Multi-environment testing revealed the effect of yield genes on the grain yield stability in diverse rice germplasm

Diverse rice germplasm comprising 112 genotypes was evaluated for yield traits across three environments. Pooled and environmentwise analysis of variance revealed heterogeneity in the data and significant environment interactions for all the yield traits. As per AMMI (additive main effects and multiplicative interaction) and GGE (genotype and genotype x environment interaction) biplots, the influence of environment was significant and varying on all the component yield traits including grain yield and was not significant in case of flowering date.
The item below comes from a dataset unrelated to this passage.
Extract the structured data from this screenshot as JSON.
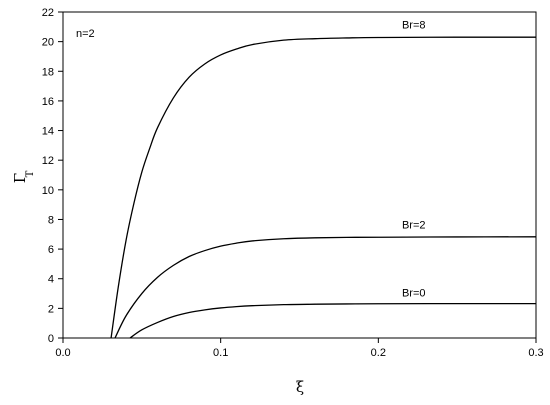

Dry season at Maruteru in 2014–15 (E1) was the most discriminative and representative environment for favourable plant growth in terms of plant height, panicle number and panicle length. None of the environments represented ideal environment for the favourable expression of grain number while all the environments were equally informative for thousand grain weight and grain yield. Panicle number, grain number and thousand grain weight were contributing to grain yield across the environments. Three genotypes Panthdhan 12, Konark and Udaygiri were the most stable genotypes for grain yield with favourable combination of associated yield genes for all the traits, viz. 1000 grain weight, the number of grains per panicle, the number of filled grains per panicle, productive tillers and plant height with higher yield, and grouped in one cluster. Genotyping using previously reported markers revealed that favourable alleles of yield genes associated with the number of productive tillers were predominantly found followed by alleles for the number of grains/filled grains per panicle correlating with the superior phenotypic value of the respective trait. The information on association of yield stability with reported yield genes from this study is useful in marker-assisted breeding studies for yield improvement and can be confirmed with various sets of genotypes under multi-environment testing. The identified superior genotypes are potential components in future breeding programmes and the development of stable adaptable varieties. The present study suggests that yield stability could be effectively achieved with targeted improvement of component yield traits associated with favourable alleles.